Cosa ha spinto un magistrato importante e un esperto investigatore a trasformarsi in talpe, impossessandosi di notizie segrete da passare a giornalisti e a conoscenti? É questa la domanda che incombe sugli sconcertanti sviluppi dell'indagine della procura di Perugia sulla centrale di dossieraggio che aveva preso piede all'interno della Direzione nazionale antimafia, uno degli uffici giudiziari più delicati del Paese. Lì lavora Antonio Laudati, già procuratore della Repubblica di Bari; e al suo fianco, fino all'esplosione del caso nell'estate scorsa, lavorava il luogotenente della Guardia di finanza Pasquale Striano. Da lì sono uscite nel corso degli anni centinaia di notizie coperte da segreto, in buona parte approdate sui giornali.

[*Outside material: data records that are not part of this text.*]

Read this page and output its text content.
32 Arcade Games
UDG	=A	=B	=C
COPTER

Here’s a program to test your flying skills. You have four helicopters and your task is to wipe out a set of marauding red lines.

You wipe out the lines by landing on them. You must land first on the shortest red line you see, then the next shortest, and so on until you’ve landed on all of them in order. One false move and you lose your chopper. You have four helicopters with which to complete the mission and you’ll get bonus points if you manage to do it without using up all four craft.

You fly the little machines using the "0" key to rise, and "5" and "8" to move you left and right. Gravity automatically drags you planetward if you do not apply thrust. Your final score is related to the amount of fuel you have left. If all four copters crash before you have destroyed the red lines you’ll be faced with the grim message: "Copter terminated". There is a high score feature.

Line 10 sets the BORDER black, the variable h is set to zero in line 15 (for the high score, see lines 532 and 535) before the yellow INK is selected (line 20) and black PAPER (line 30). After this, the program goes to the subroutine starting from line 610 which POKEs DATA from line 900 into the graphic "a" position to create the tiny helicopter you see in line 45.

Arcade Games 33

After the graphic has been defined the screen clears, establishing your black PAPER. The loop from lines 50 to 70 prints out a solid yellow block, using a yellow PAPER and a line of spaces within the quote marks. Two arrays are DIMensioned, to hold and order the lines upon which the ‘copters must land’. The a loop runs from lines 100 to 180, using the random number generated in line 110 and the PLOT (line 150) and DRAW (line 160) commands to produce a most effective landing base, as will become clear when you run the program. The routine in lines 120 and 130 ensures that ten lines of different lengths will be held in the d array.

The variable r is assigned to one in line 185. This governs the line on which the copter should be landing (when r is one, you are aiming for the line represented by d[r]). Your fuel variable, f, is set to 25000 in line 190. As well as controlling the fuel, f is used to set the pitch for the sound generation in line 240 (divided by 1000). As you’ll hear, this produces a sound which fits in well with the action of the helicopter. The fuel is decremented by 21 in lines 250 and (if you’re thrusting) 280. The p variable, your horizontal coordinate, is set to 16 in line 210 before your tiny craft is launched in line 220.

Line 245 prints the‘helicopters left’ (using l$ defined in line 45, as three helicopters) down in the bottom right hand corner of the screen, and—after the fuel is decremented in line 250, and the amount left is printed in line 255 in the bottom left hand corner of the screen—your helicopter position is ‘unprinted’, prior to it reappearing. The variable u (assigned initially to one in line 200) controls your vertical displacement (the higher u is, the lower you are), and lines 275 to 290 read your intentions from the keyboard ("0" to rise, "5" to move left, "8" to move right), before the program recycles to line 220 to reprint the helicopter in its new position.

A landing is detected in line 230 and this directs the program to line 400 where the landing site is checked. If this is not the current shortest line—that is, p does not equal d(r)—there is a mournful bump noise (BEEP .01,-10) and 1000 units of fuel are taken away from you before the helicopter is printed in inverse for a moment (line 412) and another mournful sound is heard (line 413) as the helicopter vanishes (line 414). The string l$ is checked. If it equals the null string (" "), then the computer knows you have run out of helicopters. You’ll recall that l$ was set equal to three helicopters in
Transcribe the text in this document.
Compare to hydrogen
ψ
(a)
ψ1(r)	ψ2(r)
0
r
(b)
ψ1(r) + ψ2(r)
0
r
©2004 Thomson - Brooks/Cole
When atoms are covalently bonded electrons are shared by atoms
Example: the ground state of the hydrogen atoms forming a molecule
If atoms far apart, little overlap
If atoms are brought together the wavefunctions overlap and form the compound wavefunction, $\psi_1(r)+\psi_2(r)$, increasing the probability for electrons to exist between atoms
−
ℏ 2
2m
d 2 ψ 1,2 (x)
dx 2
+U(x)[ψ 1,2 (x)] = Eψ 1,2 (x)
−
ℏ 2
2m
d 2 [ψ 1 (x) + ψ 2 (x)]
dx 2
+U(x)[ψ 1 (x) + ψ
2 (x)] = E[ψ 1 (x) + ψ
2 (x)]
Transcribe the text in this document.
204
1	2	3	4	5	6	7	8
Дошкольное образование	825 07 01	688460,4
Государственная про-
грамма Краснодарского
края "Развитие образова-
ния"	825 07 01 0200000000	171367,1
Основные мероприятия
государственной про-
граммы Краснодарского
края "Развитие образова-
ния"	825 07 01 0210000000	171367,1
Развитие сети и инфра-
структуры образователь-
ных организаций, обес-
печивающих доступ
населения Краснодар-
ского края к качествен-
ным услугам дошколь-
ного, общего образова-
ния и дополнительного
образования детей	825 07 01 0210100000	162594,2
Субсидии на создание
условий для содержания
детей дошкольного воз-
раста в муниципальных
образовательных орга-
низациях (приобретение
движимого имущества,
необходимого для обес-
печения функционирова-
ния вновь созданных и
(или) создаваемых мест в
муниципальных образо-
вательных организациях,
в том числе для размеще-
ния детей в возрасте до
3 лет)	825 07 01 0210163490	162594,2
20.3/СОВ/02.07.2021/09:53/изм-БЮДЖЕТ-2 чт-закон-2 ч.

Striano è indagato da sei mesi, Laudati è stato iscritto più recentemente: per entrambi il reato è di accesso abusivo a sistema informatico, pena fino a cinque anni di carcere; Laudati ha anche le accuse di falso e abuso d'ufficio. Striano e Laudati non sono gli unici inquisiti. Nei sei mesi di indagine gli inquirenti guidati da Raffaele Cantone hanno individuato una serie di beneficiari delle notizie carpite da Laudati e dal suo sottufficiale di fiducia. Nell'invito a comparire inviato a Laudati come complice viene indicato solo Striano, mentre nell'invito notificato al finanziere compaiono tutti i nomi dei co-indagati. Tra questi ci sono anche dei giornalisti che avrebbero ricevuto dal finanziere gli atti «succhiati» al sistema della Dna. Gli unici nomi che trapelano (ma potrebbero esservene anche altri) sono tutti in forza al Domani, il quotidiano di proprietà di Carlo De Benedetti: Giovanni Tizian, Stefano Vergine e Nello Trocchia. Proprio il Domani, peraltro, ospitò lo scoop da cui ha preso il via l'indagine, pubblicando delle Sos (Segnalazione di operazione sospetta) partite dall'ufficio antifrode della Banca d'Italia relative al ministro della Difesa Guido Crosetto. Crosetto reagì depositando una denuncia alla Procura di Roma che - intuendo già allora che potesse esserci di mezzo un magistrato della Capitale - trasmise il fascicolo a Perugia.
Qui l'inchiesta ha fatto il salto di livello, individuando una lunga serie di accessi abusivi compiuti dalla coppia Laudati-Striano, quasi tutti relativi alle segnalazioni di Bankitalia che la Dna, al tempo in cui era guidata da Federico Cafiero de Raho, aveva ottenuto di centralizzare. A Perugia si è fatta anche la scelta, non scontata, di incriminare anche i destinatari degli atti, giornalisti compresi. Secondo l'impostazione dell'accusa, i tre del Domani erano consapevoli, quando si rivolsero alle loro fonti alla Dna, di chiedere documenti coperti da segreto e ottenibili solo violando le procedure. Per questo devono rispondere di concorso in accesso abusivo.
Siamo, come si vede, nel terreno impervio tra diritto di cronaca e segreto da tutelare.
A convincere la procura umbra a seguire la linea dura sono probabilmente state le dimensioni patologiche che le fughe di notizie (non solo a favore del Domani) avevano assunto in Dna. Fughe di notizie che dopo l'incriminazione di Striano sono bruscamente cessate.